The relevant law was clear that the land in question is under the control of the Department of Agriculture’s Forest Service, which had approved the pipeline, and was not part of some new national park that would be subject to the Department of the Interior’s National Park Service. The latter designation would have made a pipeline approval impossible. Justice Thomas, writing for the majority, noted that “Congress has used unequivocal and direct language in multiple statutes when it wished to transfer land from one agency to another,” but that no such statutory language exists here.
This case is part of a larger trend among climate change activists. In the absence of any duly enacted federal climate legislation—cap and trade bills, carbon tax proposals, climate change treaties, and most recently the Green New Deal have all failed to become law—activists have sought to achieve the same goals by reinterpreting older statutory authority never intended for the purpose.
Beyond the Atlantic Coast Pipeline, examples include novel interpretations of the 1972 Clean Water Act (since reined in by a recent EPA final rule) to block natural gas pipelines as well as other fossil fuel projects like a coal export facility in Washington State. Here, the Supreme Court rejected a strained reading of existing law that had been used to stop the pipeline.
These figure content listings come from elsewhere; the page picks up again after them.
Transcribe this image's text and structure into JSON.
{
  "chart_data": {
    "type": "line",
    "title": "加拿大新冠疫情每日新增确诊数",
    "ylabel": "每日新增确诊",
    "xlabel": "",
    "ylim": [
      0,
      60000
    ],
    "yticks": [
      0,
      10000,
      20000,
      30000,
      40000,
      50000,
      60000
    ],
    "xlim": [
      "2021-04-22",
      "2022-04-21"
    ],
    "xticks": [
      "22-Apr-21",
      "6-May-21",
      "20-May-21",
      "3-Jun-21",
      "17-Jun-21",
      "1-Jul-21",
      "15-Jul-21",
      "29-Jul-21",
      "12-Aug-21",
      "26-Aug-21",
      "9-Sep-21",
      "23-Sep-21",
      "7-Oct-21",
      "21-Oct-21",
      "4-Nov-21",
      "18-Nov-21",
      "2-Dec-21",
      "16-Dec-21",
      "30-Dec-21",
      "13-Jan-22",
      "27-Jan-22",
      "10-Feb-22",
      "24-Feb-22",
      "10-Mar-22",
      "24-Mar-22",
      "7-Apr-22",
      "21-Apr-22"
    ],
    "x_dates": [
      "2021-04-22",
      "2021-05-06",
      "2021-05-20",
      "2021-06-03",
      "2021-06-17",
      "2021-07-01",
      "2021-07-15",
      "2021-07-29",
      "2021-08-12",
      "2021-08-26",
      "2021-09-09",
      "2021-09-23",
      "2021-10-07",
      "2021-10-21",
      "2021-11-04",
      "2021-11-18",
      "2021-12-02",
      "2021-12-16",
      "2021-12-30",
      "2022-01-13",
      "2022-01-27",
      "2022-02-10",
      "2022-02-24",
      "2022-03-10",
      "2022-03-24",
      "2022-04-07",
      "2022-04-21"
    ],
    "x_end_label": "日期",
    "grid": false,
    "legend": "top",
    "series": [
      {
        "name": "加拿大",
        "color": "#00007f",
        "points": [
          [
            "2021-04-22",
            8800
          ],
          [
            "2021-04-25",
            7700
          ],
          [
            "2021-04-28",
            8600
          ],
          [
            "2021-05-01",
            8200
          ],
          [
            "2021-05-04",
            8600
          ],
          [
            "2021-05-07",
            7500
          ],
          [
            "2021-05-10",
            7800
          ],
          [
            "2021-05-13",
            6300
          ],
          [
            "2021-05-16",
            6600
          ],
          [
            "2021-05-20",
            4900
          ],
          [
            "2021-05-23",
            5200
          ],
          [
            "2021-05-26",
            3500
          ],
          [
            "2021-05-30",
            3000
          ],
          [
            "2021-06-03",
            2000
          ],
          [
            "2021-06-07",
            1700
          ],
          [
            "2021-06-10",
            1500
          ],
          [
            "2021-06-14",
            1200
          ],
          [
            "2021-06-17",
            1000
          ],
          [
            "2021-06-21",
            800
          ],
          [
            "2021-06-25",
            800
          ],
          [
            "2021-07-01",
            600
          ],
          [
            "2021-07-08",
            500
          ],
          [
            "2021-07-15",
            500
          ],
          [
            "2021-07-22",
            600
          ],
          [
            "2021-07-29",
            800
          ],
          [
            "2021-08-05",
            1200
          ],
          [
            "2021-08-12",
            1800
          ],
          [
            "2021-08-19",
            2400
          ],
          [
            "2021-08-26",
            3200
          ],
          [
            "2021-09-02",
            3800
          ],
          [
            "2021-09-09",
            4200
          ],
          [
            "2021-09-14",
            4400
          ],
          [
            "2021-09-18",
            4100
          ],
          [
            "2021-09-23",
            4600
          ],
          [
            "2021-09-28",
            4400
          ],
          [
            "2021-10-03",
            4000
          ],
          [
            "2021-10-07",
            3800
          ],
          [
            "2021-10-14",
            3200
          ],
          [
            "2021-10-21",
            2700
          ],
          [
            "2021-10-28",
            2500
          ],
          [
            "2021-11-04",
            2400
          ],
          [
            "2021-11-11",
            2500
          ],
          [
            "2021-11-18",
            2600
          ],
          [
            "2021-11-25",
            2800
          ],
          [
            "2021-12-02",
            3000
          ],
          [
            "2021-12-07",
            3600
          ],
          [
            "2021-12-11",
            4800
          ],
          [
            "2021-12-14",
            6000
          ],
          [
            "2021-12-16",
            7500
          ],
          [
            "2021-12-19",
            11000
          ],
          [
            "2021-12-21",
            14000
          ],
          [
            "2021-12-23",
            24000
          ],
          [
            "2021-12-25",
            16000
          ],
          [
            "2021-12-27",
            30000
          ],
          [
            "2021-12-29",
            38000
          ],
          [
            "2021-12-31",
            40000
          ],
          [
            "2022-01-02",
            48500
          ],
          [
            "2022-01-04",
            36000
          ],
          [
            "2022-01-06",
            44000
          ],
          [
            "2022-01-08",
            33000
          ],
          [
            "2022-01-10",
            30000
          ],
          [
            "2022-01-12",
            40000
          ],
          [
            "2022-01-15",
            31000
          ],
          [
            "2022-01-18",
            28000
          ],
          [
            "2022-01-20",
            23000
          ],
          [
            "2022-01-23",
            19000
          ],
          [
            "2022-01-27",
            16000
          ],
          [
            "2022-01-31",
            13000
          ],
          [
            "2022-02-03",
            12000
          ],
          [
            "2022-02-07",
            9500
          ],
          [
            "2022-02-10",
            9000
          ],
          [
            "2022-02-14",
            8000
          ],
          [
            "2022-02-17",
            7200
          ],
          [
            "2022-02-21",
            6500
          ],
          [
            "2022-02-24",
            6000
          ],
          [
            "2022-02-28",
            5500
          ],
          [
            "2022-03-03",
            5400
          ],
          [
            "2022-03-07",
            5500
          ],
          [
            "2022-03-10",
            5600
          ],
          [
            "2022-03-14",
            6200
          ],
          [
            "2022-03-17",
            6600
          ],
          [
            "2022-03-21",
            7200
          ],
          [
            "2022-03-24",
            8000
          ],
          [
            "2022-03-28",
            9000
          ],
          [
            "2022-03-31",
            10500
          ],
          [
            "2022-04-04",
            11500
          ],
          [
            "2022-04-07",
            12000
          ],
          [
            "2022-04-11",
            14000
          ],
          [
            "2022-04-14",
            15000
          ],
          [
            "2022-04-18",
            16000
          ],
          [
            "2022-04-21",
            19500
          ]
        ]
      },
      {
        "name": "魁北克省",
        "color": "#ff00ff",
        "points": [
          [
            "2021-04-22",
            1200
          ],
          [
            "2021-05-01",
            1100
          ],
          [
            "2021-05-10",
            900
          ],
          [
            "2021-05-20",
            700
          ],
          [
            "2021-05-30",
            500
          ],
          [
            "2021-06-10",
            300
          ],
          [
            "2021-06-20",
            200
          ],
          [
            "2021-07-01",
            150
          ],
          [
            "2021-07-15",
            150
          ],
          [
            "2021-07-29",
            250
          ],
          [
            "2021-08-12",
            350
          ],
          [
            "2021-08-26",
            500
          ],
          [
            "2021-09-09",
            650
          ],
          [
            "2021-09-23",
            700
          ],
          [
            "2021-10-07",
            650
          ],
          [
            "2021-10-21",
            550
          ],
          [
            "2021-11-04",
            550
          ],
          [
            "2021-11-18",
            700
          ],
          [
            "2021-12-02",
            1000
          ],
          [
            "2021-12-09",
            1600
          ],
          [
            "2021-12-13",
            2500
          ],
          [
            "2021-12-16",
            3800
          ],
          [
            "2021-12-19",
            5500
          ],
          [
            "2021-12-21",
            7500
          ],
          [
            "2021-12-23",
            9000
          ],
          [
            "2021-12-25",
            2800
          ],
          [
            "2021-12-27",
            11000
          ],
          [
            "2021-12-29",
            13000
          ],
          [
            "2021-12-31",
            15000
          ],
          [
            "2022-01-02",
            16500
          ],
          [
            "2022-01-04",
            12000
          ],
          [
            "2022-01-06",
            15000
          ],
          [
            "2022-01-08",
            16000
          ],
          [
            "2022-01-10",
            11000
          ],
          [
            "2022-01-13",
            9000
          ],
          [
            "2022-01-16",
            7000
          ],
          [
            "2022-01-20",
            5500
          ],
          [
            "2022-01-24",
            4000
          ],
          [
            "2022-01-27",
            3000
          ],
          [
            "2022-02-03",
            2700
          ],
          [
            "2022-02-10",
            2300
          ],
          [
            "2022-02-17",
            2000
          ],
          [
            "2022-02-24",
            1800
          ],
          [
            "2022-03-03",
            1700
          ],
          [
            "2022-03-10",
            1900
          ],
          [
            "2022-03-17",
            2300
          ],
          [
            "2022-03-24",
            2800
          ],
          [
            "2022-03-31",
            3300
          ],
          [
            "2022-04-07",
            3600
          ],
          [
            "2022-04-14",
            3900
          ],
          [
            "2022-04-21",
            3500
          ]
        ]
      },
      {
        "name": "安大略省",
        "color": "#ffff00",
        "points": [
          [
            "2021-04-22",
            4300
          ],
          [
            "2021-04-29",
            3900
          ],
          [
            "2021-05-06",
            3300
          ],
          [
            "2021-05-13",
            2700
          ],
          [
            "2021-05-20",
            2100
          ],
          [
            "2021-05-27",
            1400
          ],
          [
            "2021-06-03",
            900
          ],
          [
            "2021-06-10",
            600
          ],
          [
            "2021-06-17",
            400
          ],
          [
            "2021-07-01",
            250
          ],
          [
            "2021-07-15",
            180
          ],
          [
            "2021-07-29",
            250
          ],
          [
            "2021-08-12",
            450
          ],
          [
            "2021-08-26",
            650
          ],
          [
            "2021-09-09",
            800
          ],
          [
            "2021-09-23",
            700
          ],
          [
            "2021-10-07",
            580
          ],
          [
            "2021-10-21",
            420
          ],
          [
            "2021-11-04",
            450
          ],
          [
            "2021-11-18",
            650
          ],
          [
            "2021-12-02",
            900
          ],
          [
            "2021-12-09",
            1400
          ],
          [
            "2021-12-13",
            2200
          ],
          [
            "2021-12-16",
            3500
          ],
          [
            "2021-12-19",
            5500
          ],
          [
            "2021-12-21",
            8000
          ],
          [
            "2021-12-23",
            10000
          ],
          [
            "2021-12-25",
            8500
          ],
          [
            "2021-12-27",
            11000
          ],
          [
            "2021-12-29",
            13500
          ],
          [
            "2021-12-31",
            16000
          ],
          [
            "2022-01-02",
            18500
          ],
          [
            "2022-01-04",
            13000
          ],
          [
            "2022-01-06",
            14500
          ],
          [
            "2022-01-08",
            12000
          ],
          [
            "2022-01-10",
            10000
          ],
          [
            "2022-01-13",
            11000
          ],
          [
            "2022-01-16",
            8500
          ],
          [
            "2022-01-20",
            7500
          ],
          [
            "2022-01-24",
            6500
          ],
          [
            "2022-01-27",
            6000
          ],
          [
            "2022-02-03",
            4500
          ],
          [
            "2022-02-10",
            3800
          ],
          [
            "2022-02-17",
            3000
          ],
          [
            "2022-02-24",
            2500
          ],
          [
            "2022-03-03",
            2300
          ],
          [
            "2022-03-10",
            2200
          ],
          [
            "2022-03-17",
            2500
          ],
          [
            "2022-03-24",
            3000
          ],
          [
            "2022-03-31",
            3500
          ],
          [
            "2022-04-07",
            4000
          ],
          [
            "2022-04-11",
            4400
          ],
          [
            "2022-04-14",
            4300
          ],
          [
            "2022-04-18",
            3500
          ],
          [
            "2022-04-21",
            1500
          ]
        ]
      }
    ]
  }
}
The Atlantic Coast Pipeline would create thousands of construction jobs as well as many permanent jobs operating the pipeline, serve as an outlet for West Virginia’s abundant natural gas supplies, and help keep energy prices lower for end users in the Virginia and North Carolina.
Unfortunately, it still faces a number of other regulatory and permitting hurdles. But this decision is a welcome sign that inventing legal reasons to stop fossil fuel-related projects has its limits.